Force est de constater que, parmi les licornes de ces dernières années, nombre d’entre elles reposaient sur une logique similaire : atteindre sur un marché donné la taille critique plus vite et plus fort que les autres acteurs. Dans un contexte où les liquidités surabondaient, où les investisseurs cherchaient à tout prix des projets dans lesquels investir, nul n’avait besoin de présenter une innovation de rupture ; une perspective réaliste de succès dans cette course à la taille suffisait. Et l’afflux de capital permettait alors à des entreprises de concentrer leurs actions sur ce seul but, particulièrement vorace en cash : préempter au pas de charge une position de leadership.
Force est de constater que ces histoires-là ne convainquent plus comme auparavant.
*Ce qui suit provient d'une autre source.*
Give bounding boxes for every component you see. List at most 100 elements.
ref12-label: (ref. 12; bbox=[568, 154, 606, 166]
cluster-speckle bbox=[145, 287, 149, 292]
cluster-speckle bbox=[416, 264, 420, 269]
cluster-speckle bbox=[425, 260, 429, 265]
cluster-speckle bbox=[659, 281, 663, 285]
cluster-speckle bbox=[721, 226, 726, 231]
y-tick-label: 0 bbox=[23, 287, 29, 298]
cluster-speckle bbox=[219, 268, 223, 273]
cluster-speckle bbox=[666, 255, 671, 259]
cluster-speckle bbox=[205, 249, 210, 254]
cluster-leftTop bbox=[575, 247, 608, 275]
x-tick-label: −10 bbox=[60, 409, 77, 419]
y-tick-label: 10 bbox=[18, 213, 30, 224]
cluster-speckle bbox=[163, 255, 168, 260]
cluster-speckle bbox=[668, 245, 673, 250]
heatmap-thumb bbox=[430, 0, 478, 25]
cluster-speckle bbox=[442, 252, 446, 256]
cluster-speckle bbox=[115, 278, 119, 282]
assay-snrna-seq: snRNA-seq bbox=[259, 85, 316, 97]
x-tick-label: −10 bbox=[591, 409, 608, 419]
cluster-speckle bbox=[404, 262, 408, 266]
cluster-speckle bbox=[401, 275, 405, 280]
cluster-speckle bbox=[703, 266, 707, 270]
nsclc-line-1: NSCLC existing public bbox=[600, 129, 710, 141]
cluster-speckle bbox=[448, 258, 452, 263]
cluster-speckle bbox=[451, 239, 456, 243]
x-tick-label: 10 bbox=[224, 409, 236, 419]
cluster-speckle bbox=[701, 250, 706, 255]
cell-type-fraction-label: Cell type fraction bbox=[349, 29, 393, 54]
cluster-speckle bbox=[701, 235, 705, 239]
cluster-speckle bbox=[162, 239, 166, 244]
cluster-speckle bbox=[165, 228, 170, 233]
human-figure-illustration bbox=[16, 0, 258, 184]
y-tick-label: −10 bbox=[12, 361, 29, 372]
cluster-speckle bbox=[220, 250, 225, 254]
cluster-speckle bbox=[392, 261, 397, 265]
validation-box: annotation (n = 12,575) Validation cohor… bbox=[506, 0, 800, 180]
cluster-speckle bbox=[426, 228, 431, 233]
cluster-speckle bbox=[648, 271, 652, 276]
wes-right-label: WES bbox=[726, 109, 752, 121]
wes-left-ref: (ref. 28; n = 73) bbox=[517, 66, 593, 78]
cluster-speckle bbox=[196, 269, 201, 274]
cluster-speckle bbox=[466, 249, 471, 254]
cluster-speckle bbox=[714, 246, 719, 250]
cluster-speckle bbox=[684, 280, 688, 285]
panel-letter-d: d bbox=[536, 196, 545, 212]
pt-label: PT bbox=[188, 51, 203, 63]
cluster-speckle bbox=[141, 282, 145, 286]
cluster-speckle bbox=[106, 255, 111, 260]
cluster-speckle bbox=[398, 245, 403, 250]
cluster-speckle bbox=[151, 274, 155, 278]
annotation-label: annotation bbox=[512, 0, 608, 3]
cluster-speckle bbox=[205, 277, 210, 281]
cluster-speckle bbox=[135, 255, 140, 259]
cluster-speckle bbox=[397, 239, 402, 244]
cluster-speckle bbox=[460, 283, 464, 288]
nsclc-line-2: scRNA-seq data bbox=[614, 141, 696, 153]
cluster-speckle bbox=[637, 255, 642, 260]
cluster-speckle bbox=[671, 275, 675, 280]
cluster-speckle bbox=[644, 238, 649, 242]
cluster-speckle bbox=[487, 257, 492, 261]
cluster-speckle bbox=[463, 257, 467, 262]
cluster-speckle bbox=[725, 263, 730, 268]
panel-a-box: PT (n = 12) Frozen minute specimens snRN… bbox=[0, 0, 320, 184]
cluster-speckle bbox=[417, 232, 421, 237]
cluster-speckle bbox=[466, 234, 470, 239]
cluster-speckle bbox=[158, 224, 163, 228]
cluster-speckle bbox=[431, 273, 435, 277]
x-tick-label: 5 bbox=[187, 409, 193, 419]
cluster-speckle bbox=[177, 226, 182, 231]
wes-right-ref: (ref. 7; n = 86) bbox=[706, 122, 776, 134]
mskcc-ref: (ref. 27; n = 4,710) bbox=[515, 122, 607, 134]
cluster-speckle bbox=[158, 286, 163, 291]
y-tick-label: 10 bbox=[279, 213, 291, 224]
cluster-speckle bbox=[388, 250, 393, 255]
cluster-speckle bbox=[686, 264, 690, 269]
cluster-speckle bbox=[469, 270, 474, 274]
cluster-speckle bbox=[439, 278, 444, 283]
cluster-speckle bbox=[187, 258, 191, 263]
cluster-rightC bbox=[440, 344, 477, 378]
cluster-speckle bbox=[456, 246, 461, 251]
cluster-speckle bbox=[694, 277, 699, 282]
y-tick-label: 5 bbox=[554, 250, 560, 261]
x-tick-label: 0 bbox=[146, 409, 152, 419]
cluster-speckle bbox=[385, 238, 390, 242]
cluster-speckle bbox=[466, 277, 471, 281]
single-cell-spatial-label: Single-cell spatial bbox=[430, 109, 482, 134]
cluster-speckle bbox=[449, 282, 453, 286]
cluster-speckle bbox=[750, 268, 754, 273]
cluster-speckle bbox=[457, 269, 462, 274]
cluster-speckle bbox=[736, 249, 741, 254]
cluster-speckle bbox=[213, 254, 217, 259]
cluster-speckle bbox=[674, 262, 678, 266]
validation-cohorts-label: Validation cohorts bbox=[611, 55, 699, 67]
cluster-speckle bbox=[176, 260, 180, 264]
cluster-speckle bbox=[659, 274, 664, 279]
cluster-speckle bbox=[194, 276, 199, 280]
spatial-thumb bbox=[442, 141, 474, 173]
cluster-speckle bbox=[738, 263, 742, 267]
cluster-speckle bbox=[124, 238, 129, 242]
Si le volume général des valorisations baisse, c’est avant tout parce que les investisseurs ont changé leur manière de voir, qu’ils sont devenus plus regardants, notamment sur la réalité de l’innovation proposée. Dès lors que le capital coûte plus cher, les investisseurs veulent en avoir davantage pour leur argent. Ils sont, à ce titre, plus sélectifs dans leurs décisions d’investissement, font des analyses plus profondes et remontent leur niveau d’exigence quant à la viabilité économique des cibles envisagées.
Mais, avant tout, ils veulent s’assurer que, derrière le projet financé, se trouve aussi une capacité réelle et continue à inventer, à proposer, à grandir, à garder une longueur d’avance. John Collison, président de Stripe, a parfaitement résumé la situation : " Partout, les investisseurs paient moins pour les mêmes entreprises […]. Les choses ne sont pas si terribles dans le secteur des technologies. Ce sont juste les valorisations qui ont un peu baissé. " Tout est dit !
La " correction " en cours – c’est vrai des deux côtés de l’Atlantique – est saine pour nos économies. Elle permettra de mieux distinguer les pépites qui innovent réellement. L’histoire récente l’a montré sévèrement : nous n’avons rien à gagner à laisser gonfler les bulles spéculatives. Et nous avons, bien au contraire, tout à gagner à ce que l’argent disponible serve en priorité à soutenir des histoires entrepreneuriales avec des fondamentaux solides, des innovations visionnaires et des expertises de pointe, plutôt qu’à alimenter des chimères aux rentabilités aussi hypothétiques que lointaines.
Il y a là une belle occasion de redonner tout son éclat à la figure de l’entrepreneur. Le resserrement monétaire va forcer les créateurs d’entreprise à être encore plus ingénieux, créatifs, inspirants et résilients. Ces qualités doivent retrouver leur juste place dans l’échelle des valeurs que promeuvent nos sociétés, trop souvent défiantes par rapport à l’innovation technologique, trop souvent enclines à reléguer les compétences techniques au second plan. L’économie s’affaiblit en préférant les contes de fées, elle se renforce en valorisant les belles histoires.